If we assume that some portion of our students are not be able to attend class, can we proactively create online and/or mobile materials that allow students to keep up? Can we extend our "flipped classroom" model of pre-recorded lectures and online formative assessments to other aspects of the course?  Make sure that all of the class readings are available digitally? Have assignments turned in online? Build in opportunities for collaboration and communication that do not solely depend on face-to-face discussion?

The investments made to accommodate those students that might miss class will benefit all students. The key is to make these investments in a systematic and proactive manner.   

If course design and development is framed as an issue of access as well as quality, can we recruit other campus resources to assist in course development?

What offices on campus are assigned to work with students that might fall ill or need to be absent from campus? Can relationships and alliances be formed with these colleagues around resilient course design?

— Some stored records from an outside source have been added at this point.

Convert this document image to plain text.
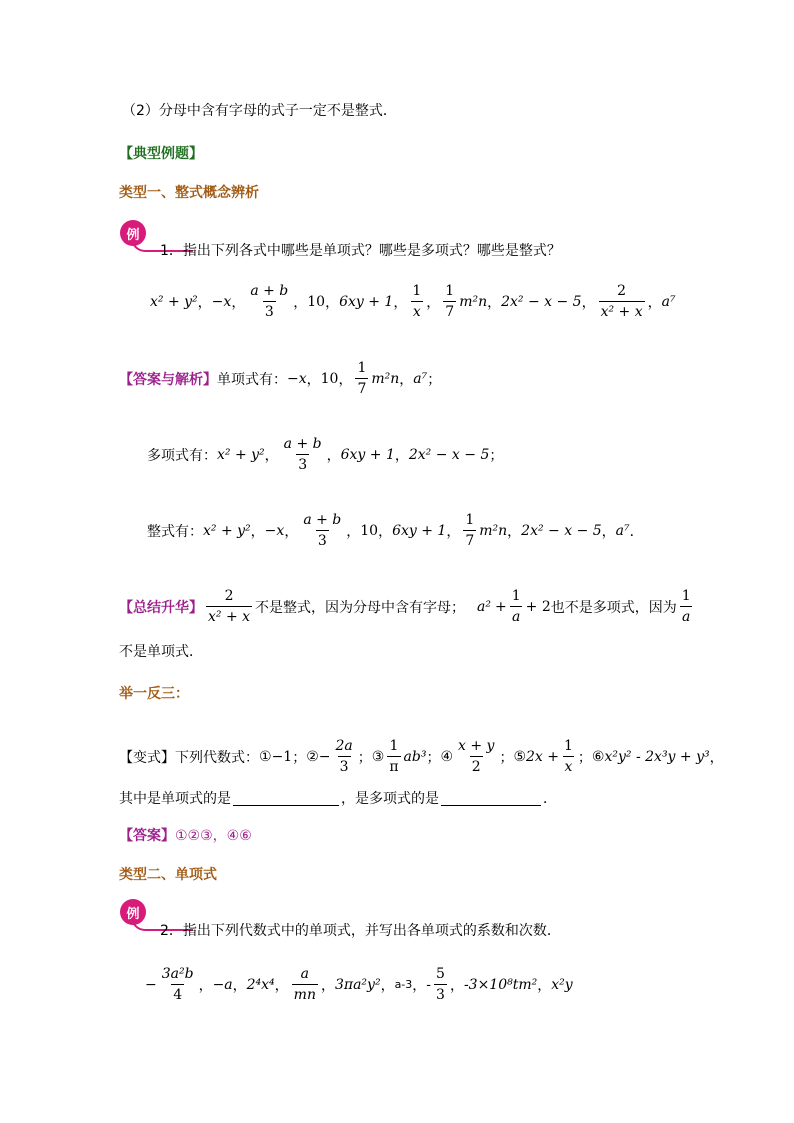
（2）分母中含有字母的式子一定不是整式．
【典型例题】
类型一、整式概念辨析
例
1．指出下列各式中哪些是单项式？哪些是多项式？哪些是整式？
x² + y² ， −x ， $\frac{a + b}{3}$ ， 10 ， 6xy + 1 ， $\frac{1}{x}$ ， $\frac{1}{7} m^2n$ ， 2x² − x − 5 ， $\frac{2}{\text{x² + x}}$ ， a⁷
【答案与解析】 单项式有： −x ， 10 ， $\frac{1}{7} m^2n$ ， a⁷ ；
多项式有： x² + y² ， $\frac{a + b}{3}$ ， 6xy + 1 ， 2x² − x − 5 ；
整式有： x² + y² ， −x ， $\frac{a + b}{3}$ ， 10 ， 6xy + 1 ， $\frac{1}{7} m^2n$ ， 2x² − x − 5 ， a⁷ ．
【总结升华】 $\frac{2}{\text{x² + x}}$ 不是整式，因为分母中含有字母； $a^2 + \frac{1}{a} + 2$ 也不是多项式，因为 $\frac{1}{a}$
不是单项式．
举一反三：
【变式】 下列代数式： ① −1 ； ② − $\frac{2a}{3}$ ； ③ $\frac{1}{\pi} ab^3$ ； ④ $\frac{x + y}{2}$ ； ⑤ $2x + \frac{1}{x}$ ； ⑥ x²y² - 2x³y + y³ ，
其中是单项式的是	，是多项式的是	．
【答案】 ①②③，④⑥
类型二、单项式
例
2．指出下列代数式中的单项式，并写出各单项式的系数和次数．
− $\frac{\text{3a²b}}{4}$ ， −a ， 2⁴x⁴ ， $\frac{a}{mn}$ ， 3πa²y² ， a-3 ， - $\frac{5}{3}$ ， -3×10⁸tm² ， x²y
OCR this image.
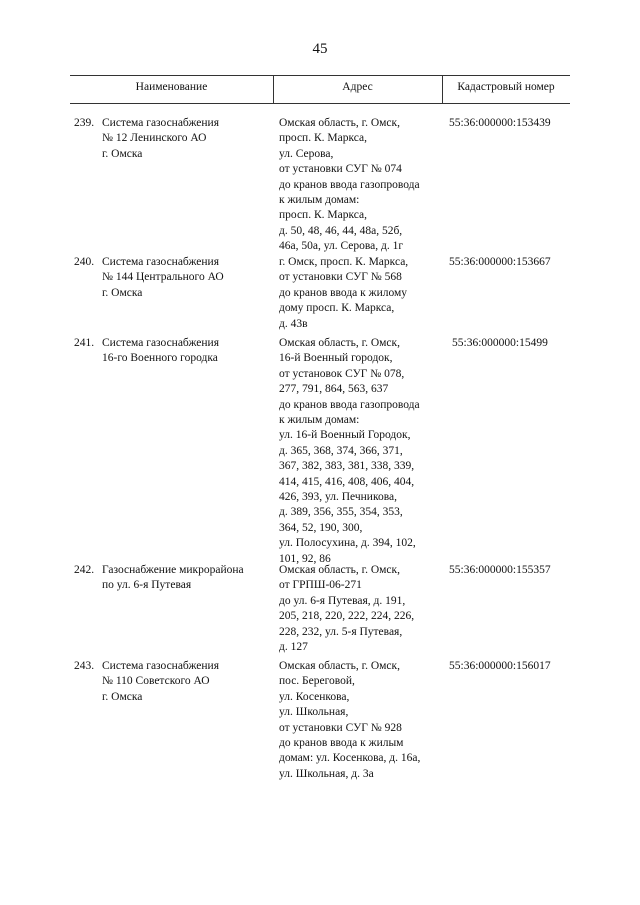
45
Наименование	Адрес	Кадастровый номер
239. Система газоснабжения
№ 12 Ленинского АО
г. Омска
Омская область, г. Омск,
просп. К. Маркса,
ул. Серова,
от установки СУГ № 074
до кранов ввода газопровода
к жилым домам:
просп. К. Маркса,
д. 50, 48, 46, 44, 48а, 52б,
46а, 50а, ул. Серова, д. 1г
55:36:000000:153439
240. Система газоснабжения
№ 144 Центрального АО
г. Омска
г. Омск, просп. К. Маркса,
от установки СУГ № 568
до кранов ввода к жилому
дому просп. К. Маркса,
д. 43в
55:36:000000:153667
241. Система газоснабжения
16-го Военного городка
Омская область, г. Омск,
16-й Военный городок,
от установок СУГ № 078,
277, 791, 864, 563, 637
до кранов ввода газопровода
к жилым домам:
ул. 16-й Военный Городок,
д. 365, 368, 374, 366, 371,
367, 382, 383, 381, 338, 339,
414, 415, 416, 408, 406, 404,
426, 393, ул. Печникова,
д. 389, 356, 355, 354, 353,
364, 52, 190, 300,
ул. Полосухина, д. 394, 102,
101, 92, 86
55:36:000000:15499
242. Газоснабжение микрорайона
по ул. 6-я Путевая
Омская область, г. Омск,
от ГРПШ-06-271
до ул. 6-я Путевая, д. 191,
205, 218, 220, 222, 224, 226,
228, 232, ул. 5-я Путевая,
д. 127
55:36:000000:155357
243. Система газоснабжения
№ 110 Советского АО
г. Омска
Омская область, г. Омск,
пос. Береговой,
ул. Косенкова,
ул. Школьная,
от установки СУГ № 928
до кранов ввода к жилым
домам: ул. Косенкова, д. 16а,
ул. Школьная, д. 3а
55:36:000000:156017
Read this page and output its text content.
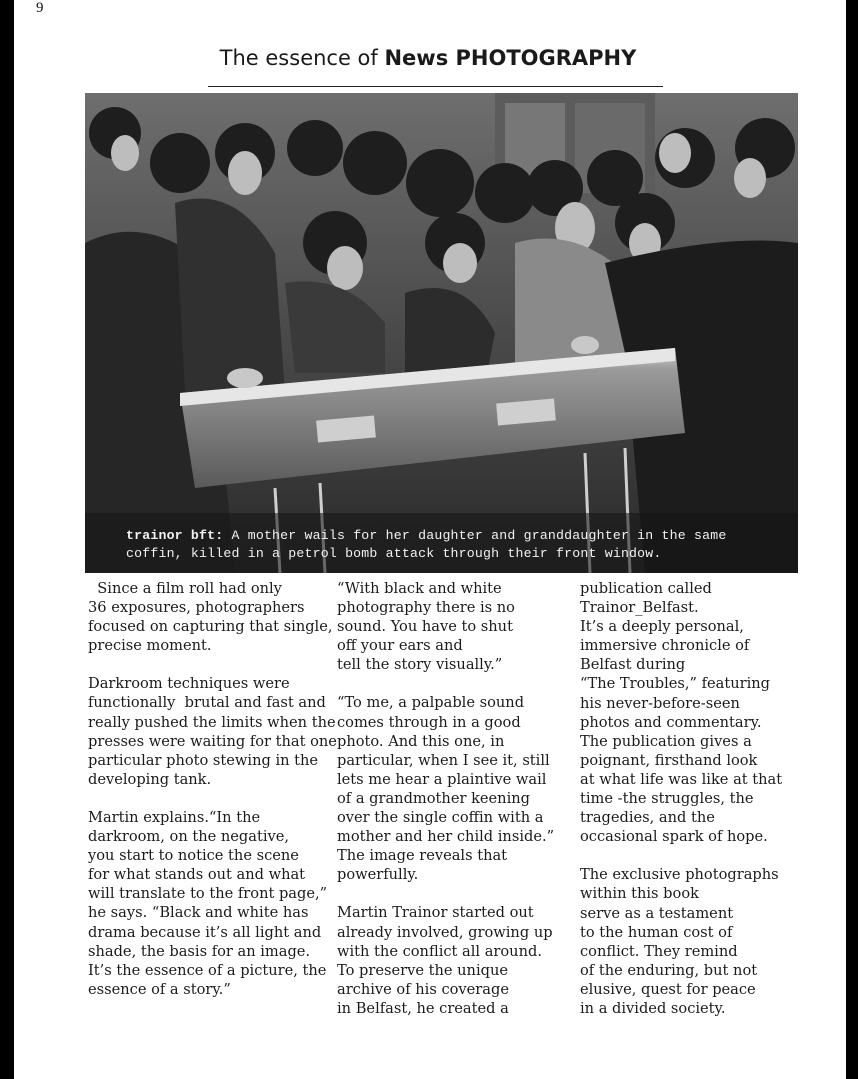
9
The essence of News PHOTOGRAPHY
trainor bft: A mother wails for her daughter and granddaughter in the same coffin, killed in a petrol bomb attack through their front window.

Since a film roll had only

36 exposures, photographers

focused on capturing that single,

precise moment.

Darkroom techniques were

functionally  brutal and fast and

really pushed the limits when the

presses were waiting for that one

particular photo stewing in the

developing tank.

Martin explains.“In the

darkroom, on the negative,

you start to notice the scene

for what stands out and what

will translate to the front page,”

he says. “Black and white has

drama because it’s all light and

shade, the basis for an image.

It’s the essence of a picture, the

essence of a story.”

“With black and white

photography there is no

sound. You have to shut

off your ears and

tell the story visually.”

“To me, a palpable sound

comes through in a good

photo. And this one, in

particular, when I see it, still

lets me hear a plaintive wail

of a grandmother keening

over the single coffin with a

mother and her child inside.”

The image reveals that

powerfully.

Martin Trainor started out

already involved, growing up

with the conflict all around.

To preserve the unique

archive of his coverage

in Belfast, he created a

publication called

Trainor_Belfast.

It’s a deeply personal,

immersive chronicle of

Belfast during

“The Troubles,” featuring

his never-before-seen

photos and commentary.

The publication gives a

poignant, firsthand look

at what life was like at that

time -the struggles, the

tragedies, and the

occasional spark of hope.

The exclusive photographs

within this book

serve as a testament

to the human cost of

conflict. They remind

of the enduring, but not

elusive, quest for peace

in a divided society.
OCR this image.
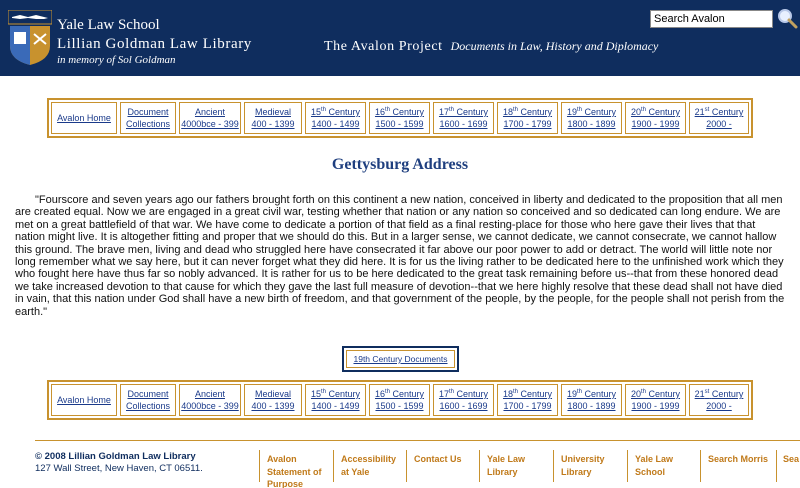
Yale Law School
Lillian Goldman Law Library
in memory of Sol Goldman
The Avalon Project Documents in Law, History and Diplomacy
Search Avalon
Avalon Home
Document
Collections
Ancient
4000bce - 399
Medieval
400 - 1399
15th Century
1400 - 1499
16th Century
1500 - 1599
17th Century
1600 - 1699
18th Century
1700 - 1799
19th Century
1800 - 1899
20th Century
1900 - 1999
21st Century
2000 -
Gettysburg Address

"Fourscore and seven years ago our fathers brought forth on this continent a new nation, conceived in liberty and dedicated to the proposition that all men are created equal. Now we are engaged in a great civil war, testing whether that nation or any nation so conceived and so dedicated can long endure. We are met on a great battlefield of that war. We have come to dedicate a portion of that field as a final resting-place for those who here gave their lives that that nation might live. It is altogether fitting and proper that we should do this. But in a larger sense, we cannot dedicate, we cannot consecrate, we cannot hallow this ground. The brave men, living and dead who struggled here have consecrated it far above our poor power to add or detract. The world will little note nor long remember what we say here, but it can never forget what they did here. It is for us the living rather to be dedicated here to the unfinished work which they who fought here have thus far so nobly advanced. It is rather for us to be here dedicated to the great task remaining before us--that from these honored dead we take increased devotion to that cause for which they gave the last full measure of devotion--that we here highly resolve that these dead shall not have died in vain, that this nation under God shall have a new birth of freedom, and that government of the people, by the people, for the people shall not perish from the earth."

19th Century Documents
Avalon Home
Document
Collections
Ancient
4000bce - 399
Medieval
400 - 1399
15th Century
1400 - 1499
16th Century
1500 - 1599
17th Century
1600 - 1699
18th Century
1700 - 1799
19th Century
1800 - 1899
20th Century
1900 - 1999
21st Century
2000 -
© 2008 Lillian Goldman Law Library
127 Wall Street, New Haven, CT 06511.
Avalon
Statement of
Purpose
Accessibility
at Yale
Contact Us	Yale Law
Library
University
Library
Yale Law
School
Search Morris Sea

Can we come up with some common standards, or an acceptable baseline, in which our courses are determined as ready to accommodate students who must leave campus for medical or personal issues?

Could the development of this sort of standard be utilized in our communications to potential students (and their parents), about the investments that are being made in learning?

Can we partner with our colleagues at local teaching and university affiliated hospitals to study the medical impact of course designs and technologies that allow patients to also continue as students?